À cet égard, réformer les politiques publiques du logement requiert une série de mutations dans la philosophie et la fabrique même des instruments d’action publique. Alors que le

tournant néolibéral des années 1980 a fortement fait évoluer les cadres de pensée, les objectifs et les outils d’intervention des États dans le secteur de l’habitat, l’enjeu est aujourd’hui

de constituer une action publique globale, capable de diversifier l’offre de logements et intégrée aux autres volets sectoriels des politiques urbaines (mobilité, environnement,

développement économique, etc.). Cette transformation requiert au moins sept principes pour l’action publique.

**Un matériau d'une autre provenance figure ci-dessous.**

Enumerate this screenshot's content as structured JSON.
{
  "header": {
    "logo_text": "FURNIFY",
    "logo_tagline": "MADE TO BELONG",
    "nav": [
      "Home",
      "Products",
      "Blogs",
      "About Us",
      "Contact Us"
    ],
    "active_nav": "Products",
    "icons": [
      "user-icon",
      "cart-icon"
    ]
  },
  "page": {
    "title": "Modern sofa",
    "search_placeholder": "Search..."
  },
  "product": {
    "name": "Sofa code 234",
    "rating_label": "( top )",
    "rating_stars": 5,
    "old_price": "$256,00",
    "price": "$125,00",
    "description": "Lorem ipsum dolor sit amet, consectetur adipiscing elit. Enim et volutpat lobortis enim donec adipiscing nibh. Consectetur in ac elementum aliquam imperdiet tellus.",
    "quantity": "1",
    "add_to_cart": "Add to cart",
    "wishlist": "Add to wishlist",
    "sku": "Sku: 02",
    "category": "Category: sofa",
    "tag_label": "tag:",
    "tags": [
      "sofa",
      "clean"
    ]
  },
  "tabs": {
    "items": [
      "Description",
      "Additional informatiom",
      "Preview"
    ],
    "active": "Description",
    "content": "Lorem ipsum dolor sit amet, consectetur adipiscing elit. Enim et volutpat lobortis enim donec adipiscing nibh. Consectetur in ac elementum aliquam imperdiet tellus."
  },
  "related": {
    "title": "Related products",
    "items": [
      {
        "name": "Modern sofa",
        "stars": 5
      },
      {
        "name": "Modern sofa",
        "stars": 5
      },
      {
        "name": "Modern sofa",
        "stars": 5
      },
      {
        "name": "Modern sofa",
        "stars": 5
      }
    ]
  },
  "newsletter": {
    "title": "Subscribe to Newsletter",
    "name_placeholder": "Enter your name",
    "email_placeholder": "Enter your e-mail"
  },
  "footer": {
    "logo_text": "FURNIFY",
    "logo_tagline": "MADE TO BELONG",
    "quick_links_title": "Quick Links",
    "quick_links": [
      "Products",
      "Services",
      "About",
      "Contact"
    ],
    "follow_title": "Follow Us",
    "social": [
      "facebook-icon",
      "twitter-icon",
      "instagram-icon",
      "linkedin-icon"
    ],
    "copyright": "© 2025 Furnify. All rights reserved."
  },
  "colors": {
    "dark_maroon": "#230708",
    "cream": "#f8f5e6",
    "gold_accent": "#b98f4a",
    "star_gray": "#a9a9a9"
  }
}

1. Il s’agit d’affirmer que le logement est un droit humain avant d’être une marchandise ou un

actif financier, et que sa valeur d’usage et sa « fonction sociale » doivent prévaloir sur sa valeur d’échange, conformément au texte des Objectifs de Développement durable ou du Nouvel Agenda Urbain de Quito (2016) 2. Or dans la plupart des pays, l’objectif social est passé au second rang, les secteurs de l’immobilier résidentiel et de la construction étant promus

comme vecteurs fondamentaux de croissance économique et de création d’emplois. En effet, la primauté accordée aux objectifs économiques et financiers visait à encourager la

constitution d’un capital pour les accédants, la bancarisation des ménages modestes, et le développement de la dette privée et des marchés financiers locaux. De plus, des objectifs environnementaux doivent désormais être intégrés aux politiques du logement, tant sur les questions de performance énergétique des bâtiments que de consommation et d’artificialisation du sol.

2 Les principaux accords en la matière sont l’article 25 de la Déclaration universelle des droits de l’homme de 1948, l’Objectif du Développement Durable n°11.1 des Nations Unies, la Déclaration de Vancouver sur les établissements humains (Habitat I) de 1976, la Déclaration d’Istanbul sur les établissements humains (Habitat II) de 1996, et la Déclaration de Quito sur les villes et les établissements humains viables pour tous (Nouveau Programme pour les Villes) (Habitat III) de 2016.